Here are 10 NLP Techniques to cultivate self-compassion, sometimes mixed elements of the latest science of positive psychology. Global NLP training is unique as a company to teach positive psychology, social & emotional intelligence, and design inside our classes. If you are a former student, you will love using the below NLP techniques, not just for self-compassion but also for other NLP coaching sessions you need to design.
1 Looking at Yourself Through Someone Else’s Eyes
Float your awareness into the shoes of someone who loves you, and look at yourself through their eyes. Be this person, see what this person sees, hear what they hear, and feel what they feel. And from this space, give yourself compassion. What did you learn about yourself looking at yourself from someone else’s perspective?
2 Dissociating from Yourself
Imagine you can see yourself on a movie screen giving compassion to someone else. What specifically did you say? How specifically did you show this person compassion? What was the reasoning or the thinking you used? What did you teach them? This will should fuel a series of ideas on how you can be access self-compassion.
3 Using a Mentor to Teach You Compassion
Based on the lessons learned in the above 2 NLP techniques. Can you visualize a hologram of a mentor in front of you? What would this mentor look like? Sound like? How would that make you feel? Can you tell where you feel that in your body and augment that feeling by making it more intense.?
4 Associating into a Positive Moment in the Past
Think of a time where you were able to give compassion to yourself. Float back in time, and step into the shoes of that younger you. What did you see, hear and feel? Cultivate that feeling of self-compassion.
5 Hunt the Good Stuff
When you consider to the context that is the cause of your lack of self-compassion, what you are looking at is all the bad stuff you have done. What would happen if you strictly focused on the good things you did in that situation? The things you did to the best of your ability based on what you knew at the time?
6 The Better Future Part 1
What specifically do you want to say about yourself in the present moment 15 years from now? And what would it be like if you were more whole, wiser, more compassionate towards yourself and others in the future? And 15 years have passed! Looking back how would you want the you of the present moment to behave? To think? To feel?
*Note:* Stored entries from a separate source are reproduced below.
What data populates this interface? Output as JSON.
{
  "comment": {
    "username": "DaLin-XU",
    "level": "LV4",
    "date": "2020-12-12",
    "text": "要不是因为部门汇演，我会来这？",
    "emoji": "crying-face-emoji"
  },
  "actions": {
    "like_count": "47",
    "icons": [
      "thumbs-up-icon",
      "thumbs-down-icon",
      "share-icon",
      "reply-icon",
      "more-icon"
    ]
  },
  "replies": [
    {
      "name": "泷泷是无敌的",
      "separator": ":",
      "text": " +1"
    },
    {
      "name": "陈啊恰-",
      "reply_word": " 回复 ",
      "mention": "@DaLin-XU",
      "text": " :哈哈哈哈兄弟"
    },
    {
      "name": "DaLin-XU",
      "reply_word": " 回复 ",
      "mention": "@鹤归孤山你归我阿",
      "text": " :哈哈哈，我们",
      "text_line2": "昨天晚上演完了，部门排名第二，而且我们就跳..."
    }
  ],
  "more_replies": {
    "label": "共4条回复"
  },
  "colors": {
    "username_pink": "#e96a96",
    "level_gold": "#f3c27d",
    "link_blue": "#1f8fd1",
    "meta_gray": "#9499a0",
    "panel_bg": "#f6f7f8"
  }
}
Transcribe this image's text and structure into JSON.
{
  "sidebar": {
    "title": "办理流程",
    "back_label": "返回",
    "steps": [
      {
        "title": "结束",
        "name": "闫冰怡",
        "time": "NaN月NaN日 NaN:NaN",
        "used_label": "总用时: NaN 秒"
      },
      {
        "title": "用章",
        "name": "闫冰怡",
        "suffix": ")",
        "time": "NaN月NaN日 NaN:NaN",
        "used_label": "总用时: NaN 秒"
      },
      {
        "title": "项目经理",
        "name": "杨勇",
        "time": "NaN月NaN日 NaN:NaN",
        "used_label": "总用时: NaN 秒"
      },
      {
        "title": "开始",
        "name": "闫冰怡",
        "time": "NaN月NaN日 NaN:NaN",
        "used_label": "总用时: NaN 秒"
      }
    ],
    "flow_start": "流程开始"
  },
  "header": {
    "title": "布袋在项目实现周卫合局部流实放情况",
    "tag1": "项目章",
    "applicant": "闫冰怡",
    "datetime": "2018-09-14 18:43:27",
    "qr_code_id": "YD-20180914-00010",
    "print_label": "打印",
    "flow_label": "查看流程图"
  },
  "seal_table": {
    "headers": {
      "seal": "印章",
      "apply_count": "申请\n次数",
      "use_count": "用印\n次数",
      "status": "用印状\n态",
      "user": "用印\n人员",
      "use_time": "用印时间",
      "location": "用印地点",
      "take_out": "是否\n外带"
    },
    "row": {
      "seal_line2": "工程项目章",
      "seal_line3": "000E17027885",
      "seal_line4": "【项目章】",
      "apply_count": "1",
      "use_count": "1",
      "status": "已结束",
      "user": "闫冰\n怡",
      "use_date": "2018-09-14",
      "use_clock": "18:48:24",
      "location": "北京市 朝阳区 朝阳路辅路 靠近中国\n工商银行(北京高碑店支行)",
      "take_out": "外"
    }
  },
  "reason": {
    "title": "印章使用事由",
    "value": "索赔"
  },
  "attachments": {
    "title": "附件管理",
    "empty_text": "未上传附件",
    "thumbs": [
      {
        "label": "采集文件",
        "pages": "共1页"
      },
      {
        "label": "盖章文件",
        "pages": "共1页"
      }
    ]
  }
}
7 The Better Future Part 2
What would happen if you float your mind into the future and stepped into the you 15 years from now. You would see what you would see, hear what you would hear, and feel what you would feel? And from this place, see yourself being the age you are today. And from this place, tell your younger self what that you needs to know about self-compassion and compassion. Give your younger self the gift of compassion from the future.
8 Gestalt of the Younger Self – Growing Up
Imagine you see your 7-year-old self in front of you. This you was innocent, learning, trying to live life the best way you knew how. In your learning, you were continuously making mistakes; after all you were a kid. Imagine giving your younger self-compassion. You can give this self-compassion by talking to yourself, visualize a growing light, see floating words of compassion going towards your younger self etc. Then slowly grow up the younger self to the age you are now when that younger self integrates with your body.
9 Daily 10 Minutes
Journal 10 minutes a day on three things specifically that went well today and why, and how this relates you are worthy and deserving of self-compassion.
10 Extending the Movie
Imagine seeing a movie with yourself in the you in the moment or context you feel a lack of self-compassion. Keep playing the movie until 1 day later, 1 week later., 1 month later, 1 year later, 5 years later etc.
11 For the NLP Practitioner and NLP Master Practitioner
If you are an NLP Practitioner or an NLP Master Practitioner, how would you design your own coaching self-compassion and create NLP techniques?